In order to lead the woman from misunderstanding to true knowledge, Jesus invites her to bring her husband. The five husbands who are mentioned are a reference to the pagan peoples mentioned in 2 Kings 17:24, where it says "Then the king of Assyria brought people from Babylon, Cuthah, Ava, Hamath, and from Sepharvaim, and placed them in the cities of Samaria instead of the children of Israel; and they took possession of Samaria and dwelt in its cities." This is why Jesus says, "the one who is with you now is not your husband" (John 4:18), indicating that the religion of the Samaritans is not true.

From here, Jesus goes on to talk about true worship. He tells her, "Woman, believe Me, the hour is coming when you will neither on this mountain, nor in Jerusalem, worship the Father... But the hour is coming, and now is, when the true worshipers will worship the Father in spirit and truth."

Here is an indication of the coming of the hour of Jesus' death on the cross and His resurrection from the dead, an indication of the coming of new times when worship comes to be not in temples made with hands, but in spirit and truth, worship in Christ Himself, the true temple, as inner worship, a fervent, spiritual encounter, not merely just dogmatic, verbal, formal and ritual worship, but bowing down from the heart.

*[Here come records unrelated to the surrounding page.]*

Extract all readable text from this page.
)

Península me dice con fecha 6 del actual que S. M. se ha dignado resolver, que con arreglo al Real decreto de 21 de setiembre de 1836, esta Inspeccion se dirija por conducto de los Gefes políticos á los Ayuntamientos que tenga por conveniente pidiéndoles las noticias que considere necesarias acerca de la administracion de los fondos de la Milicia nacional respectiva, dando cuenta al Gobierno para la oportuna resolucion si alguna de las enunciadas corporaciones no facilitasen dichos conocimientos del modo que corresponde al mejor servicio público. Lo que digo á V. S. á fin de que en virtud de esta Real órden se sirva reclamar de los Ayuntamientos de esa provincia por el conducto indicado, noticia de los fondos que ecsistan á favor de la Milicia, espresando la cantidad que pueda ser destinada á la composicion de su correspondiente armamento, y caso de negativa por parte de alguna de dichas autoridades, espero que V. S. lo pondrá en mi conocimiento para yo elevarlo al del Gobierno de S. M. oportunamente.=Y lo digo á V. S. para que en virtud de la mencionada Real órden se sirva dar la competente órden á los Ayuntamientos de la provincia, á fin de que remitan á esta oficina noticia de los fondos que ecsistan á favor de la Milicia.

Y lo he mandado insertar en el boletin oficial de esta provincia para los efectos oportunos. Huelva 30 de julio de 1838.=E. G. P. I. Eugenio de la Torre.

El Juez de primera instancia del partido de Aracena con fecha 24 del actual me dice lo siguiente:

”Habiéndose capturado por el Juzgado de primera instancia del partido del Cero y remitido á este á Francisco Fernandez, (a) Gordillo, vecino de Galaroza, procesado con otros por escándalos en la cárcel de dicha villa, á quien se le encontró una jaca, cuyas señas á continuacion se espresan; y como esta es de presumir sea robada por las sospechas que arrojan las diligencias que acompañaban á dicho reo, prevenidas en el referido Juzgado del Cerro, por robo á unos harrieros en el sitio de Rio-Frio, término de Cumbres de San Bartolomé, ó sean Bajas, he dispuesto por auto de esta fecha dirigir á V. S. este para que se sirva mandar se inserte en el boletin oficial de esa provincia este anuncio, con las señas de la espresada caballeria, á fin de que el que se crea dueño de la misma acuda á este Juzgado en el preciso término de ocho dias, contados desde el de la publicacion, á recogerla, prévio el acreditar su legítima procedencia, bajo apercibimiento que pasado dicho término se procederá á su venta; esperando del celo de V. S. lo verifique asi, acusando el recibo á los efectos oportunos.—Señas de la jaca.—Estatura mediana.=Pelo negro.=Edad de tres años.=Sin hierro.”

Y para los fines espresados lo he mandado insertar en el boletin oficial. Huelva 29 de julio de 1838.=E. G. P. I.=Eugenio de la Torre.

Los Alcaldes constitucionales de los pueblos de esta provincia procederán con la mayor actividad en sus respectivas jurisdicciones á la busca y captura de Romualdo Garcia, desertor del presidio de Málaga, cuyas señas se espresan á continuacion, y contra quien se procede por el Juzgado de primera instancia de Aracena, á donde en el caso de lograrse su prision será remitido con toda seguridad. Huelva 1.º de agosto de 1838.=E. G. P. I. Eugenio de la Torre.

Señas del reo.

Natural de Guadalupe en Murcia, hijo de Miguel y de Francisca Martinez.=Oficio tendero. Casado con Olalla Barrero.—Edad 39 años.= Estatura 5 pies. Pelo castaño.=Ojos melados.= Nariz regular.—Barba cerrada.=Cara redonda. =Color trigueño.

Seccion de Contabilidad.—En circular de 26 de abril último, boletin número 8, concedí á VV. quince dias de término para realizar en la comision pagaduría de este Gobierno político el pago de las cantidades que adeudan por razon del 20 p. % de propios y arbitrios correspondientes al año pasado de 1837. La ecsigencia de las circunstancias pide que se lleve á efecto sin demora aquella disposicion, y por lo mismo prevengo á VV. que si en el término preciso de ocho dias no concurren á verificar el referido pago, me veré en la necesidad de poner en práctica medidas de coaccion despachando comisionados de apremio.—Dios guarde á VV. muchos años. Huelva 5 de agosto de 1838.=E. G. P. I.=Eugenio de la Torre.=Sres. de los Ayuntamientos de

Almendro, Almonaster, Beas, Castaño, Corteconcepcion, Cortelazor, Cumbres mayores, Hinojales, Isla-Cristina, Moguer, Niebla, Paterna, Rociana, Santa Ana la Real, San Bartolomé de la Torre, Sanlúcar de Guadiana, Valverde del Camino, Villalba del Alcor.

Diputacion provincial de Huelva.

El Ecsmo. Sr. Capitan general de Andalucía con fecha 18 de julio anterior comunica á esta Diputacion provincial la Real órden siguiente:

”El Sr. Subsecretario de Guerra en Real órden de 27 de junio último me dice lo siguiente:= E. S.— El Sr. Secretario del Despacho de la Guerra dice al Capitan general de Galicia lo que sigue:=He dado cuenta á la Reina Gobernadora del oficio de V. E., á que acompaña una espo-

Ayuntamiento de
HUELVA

This emphasis on the inner quality, on the spirit and not only on the body, this is what reminds us of what the Prophet Ezekiel said, "I will give you a new heart and put a new spirit within you; I will take the heart of stone out of your flesh and give you a heart of flesh. I will put My Spirit within you and cause you to walk in My statutes, and you will keep My judgments and do them" (Ezekiel 36:26-27).

 Then the woman left her jug. She became a new person named Photini. That is, enlightener or enlightened, evangelizing the world with this new inner worship which gives us eternal life, a foretaste of the kingdom that is to come.